En effet, il est tout à fait concevable que le consommateur pertinent perçoive le signe contesté comme une sous-marque, une variante de la marque antérieure, configurée de manière différente selon le type de produits ou de services qu’elle désigne (23/10/2002, T-104/01, Fifties / Miss Fifties (fig.), EU:T:2002:262, § 49).
Compte tenu de tout ce qui précède, la division d’opposition estime que les similitudes entre les signes sont écrasantes et conduiront les consommateurs à confondre les marques pour les produits identiques et similaires.
Il s’ensuit qu’il existe un risque de confusion dans l’esprit d’une partie substantielle du public estonophone, l’opposition est bien fondée sur la base de l’enregistrement de marque estonienne n° 62 914 de l’opposant et qu’il n’est pas nécessaire d’examiner le reste du public. Il s’ensuit que la marque contestée doit être rejetée pour les produits jugés identiques, y compris ceux qui ne sont similaires qu’à un faible degré à ceux couverts par la marque antérieure.
DÉPENS
Conformément à l’article 109, paragraphe 1, du RMCUE, la partie qui succombe dans une procédure d’opposition doit supporter les taxes et les frais exposés par l’autre partie.
Étant donné que la requérante est la partie qui succombe, elle doit supporter la taxe d’opposition ainsi que les frais exposés par l’opposante au cours de la présente procédure.

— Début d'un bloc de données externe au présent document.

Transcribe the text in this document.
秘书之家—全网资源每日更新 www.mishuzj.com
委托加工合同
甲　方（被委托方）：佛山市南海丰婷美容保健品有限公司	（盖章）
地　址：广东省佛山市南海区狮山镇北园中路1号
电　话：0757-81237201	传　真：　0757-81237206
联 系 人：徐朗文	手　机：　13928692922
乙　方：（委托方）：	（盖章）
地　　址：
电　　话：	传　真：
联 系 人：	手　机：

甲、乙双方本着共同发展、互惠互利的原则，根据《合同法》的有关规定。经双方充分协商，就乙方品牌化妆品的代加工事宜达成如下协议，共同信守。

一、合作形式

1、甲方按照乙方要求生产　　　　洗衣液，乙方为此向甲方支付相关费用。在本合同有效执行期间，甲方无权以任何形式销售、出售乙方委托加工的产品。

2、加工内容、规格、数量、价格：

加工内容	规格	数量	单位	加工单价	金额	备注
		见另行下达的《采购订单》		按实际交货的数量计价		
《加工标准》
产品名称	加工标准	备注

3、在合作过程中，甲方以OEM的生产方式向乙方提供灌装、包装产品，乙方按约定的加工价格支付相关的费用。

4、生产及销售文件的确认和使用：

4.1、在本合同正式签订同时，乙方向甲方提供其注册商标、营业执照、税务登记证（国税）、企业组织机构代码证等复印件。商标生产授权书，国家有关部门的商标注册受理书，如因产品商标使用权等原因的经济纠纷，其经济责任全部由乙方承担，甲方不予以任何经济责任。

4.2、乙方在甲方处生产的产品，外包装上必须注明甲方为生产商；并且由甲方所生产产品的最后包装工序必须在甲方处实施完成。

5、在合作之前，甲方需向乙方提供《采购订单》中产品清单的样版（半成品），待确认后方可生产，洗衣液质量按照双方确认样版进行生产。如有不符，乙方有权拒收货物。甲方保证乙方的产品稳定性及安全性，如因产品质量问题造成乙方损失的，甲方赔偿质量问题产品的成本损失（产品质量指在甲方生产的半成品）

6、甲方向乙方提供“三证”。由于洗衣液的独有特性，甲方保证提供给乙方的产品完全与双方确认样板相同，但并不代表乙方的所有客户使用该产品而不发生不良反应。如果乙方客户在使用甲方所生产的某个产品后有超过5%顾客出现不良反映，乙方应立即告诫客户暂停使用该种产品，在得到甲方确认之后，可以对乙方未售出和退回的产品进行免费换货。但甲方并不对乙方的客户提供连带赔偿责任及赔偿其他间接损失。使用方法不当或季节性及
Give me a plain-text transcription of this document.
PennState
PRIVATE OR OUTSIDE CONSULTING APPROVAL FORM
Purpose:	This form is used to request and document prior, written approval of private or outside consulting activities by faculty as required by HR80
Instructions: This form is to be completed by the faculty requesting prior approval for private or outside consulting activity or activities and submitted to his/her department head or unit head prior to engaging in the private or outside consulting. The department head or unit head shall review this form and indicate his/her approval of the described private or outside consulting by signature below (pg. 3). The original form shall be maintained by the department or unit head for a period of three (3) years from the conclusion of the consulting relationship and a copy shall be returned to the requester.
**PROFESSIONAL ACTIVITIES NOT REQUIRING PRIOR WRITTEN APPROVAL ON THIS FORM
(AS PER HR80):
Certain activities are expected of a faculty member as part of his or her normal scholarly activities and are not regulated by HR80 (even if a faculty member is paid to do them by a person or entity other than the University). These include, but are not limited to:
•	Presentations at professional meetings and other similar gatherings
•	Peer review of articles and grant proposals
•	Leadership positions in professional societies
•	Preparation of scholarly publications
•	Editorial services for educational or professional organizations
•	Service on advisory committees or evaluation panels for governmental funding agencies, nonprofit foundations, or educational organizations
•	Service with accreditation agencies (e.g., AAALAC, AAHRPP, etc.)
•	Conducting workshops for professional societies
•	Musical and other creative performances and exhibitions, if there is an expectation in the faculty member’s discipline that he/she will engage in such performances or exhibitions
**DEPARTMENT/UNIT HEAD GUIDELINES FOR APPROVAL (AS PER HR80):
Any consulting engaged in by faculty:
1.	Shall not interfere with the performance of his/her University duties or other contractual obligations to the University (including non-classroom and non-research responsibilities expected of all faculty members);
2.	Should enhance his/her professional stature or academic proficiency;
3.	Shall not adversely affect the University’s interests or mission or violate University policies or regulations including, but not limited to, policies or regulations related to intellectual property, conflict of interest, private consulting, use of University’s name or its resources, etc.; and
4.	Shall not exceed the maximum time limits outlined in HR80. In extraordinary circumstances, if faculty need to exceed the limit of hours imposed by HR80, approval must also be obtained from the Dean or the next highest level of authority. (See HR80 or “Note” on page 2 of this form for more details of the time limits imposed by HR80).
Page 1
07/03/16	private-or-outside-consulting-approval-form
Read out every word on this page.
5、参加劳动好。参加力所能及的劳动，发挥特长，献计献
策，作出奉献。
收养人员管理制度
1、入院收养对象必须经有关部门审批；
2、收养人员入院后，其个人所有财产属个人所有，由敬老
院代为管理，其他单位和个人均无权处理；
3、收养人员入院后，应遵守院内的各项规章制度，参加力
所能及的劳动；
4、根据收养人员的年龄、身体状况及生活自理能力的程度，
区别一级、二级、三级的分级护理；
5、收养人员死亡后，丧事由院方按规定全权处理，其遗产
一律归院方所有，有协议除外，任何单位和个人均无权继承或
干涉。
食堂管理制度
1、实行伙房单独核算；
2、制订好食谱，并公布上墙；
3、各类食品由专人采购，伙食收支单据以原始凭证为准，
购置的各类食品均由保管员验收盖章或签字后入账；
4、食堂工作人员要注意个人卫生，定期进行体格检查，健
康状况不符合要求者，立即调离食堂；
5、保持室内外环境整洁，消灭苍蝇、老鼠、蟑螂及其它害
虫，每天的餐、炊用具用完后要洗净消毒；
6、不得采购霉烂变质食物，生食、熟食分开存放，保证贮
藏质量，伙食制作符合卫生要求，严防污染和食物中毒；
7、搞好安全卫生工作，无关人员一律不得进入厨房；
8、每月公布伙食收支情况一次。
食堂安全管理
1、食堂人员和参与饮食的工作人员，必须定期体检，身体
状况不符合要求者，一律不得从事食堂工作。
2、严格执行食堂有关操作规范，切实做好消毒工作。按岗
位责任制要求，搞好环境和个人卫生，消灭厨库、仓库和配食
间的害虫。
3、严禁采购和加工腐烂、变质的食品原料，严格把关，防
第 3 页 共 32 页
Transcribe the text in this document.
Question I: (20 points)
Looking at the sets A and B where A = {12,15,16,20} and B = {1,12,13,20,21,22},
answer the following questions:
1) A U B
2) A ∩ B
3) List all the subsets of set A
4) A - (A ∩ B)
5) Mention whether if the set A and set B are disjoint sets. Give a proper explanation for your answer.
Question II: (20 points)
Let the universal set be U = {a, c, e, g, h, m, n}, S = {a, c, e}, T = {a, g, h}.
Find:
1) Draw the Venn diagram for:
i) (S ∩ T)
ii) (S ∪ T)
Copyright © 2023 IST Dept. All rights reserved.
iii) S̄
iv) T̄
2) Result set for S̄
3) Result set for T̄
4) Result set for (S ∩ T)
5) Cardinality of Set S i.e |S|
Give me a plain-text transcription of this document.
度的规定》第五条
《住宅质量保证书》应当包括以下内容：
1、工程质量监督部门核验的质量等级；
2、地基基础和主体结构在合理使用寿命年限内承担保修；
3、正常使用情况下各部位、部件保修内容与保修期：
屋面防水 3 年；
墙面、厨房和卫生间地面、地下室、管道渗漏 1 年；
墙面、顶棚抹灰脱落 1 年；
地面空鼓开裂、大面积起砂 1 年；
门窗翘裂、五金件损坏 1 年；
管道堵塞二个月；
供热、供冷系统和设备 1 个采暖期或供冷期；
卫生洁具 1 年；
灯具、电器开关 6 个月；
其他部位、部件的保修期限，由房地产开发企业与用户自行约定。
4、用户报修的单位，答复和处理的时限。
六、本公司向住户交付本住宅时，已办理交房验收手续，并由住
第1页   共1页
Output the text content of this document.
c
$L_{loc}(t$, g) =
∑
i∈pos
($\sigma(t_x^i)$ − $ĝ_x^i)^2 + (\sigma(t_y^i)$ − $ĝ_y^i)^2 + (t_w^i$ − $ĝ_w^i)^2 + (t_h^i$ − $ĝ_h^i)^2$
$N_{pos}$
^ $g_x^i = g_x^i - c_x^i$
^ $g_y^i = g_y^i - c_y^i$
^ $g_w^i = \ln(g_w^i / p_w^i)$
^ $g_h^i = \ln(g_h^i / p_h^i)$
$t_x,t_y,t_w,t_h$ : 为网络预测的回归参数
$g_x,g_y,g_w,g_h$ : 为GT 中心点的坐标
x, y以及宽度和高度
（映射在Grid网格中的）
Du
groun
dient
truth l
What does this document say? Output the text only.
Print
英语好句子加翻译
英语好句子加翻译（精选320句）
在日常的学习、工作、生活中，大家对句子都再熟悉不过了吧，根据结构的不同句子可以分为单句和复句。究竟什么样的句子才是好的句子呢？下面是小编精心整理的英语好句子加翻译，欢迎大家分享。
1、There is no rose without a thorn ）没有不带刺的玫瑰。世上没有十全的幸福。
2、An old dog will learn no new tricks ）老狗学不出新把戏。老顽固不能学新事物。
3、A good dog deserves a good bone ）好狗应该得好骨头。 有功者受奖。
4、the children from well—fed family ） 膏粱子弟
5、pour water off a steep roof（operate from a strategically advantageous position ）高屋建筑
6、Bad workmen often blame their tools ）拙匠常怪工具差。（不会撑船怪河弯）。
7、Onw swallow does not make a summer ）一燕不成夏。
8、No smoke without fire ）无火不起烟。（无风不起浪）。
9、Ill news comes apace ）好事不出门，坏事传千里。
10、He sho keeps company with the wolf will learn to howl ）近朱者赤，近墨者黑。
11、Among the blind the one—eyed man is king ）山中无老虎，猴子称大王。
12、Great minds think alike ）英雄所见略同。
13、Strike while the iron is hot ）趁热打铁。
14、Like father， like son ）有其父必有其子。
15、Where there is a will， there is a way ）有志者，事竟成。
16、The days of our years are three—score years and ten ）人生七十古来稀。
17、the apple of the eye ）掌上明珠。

Conformément à l’article 109, paragraphes 1 et 7, du RMCUE et à l’article 18, paragraphe 1, sous c), sous i), du RMCUE d’exécution, les frais à payer à l’opposante sont la taxe d’opposition et les frais de représentation, qui doivent être fixés sur la base du taux maximal y prévu.
La division d’opposition
Monika CISZEWSKA Engel MONTUENGA PEÑA Aldo BLASI
Conformément à l’article 67 du RMCUE, toute partie à laquelle la présente décision fait grief peut former un recours contre celle-ci. Conformément à l’article 68 du RMCUE, l’acte de recours doit être déposé par écrit auprès de l’Office dans un délai de deux mois à compter de la date de notification de la présente décision. Il doit être déposé dans la langue de la procédure dans laquelle la décision faisant l’objet du recours a été rendue. En outre, un mémoire exposant les motifs du recours doit être déposé
Décision sur opposition n° B 3 224 737 Page 9 sur 9
dans un délai de quatre mois à compter de la même date. Le recours ne sera réputé formé qu’après paiement de la taxe de recours de 720 EUR.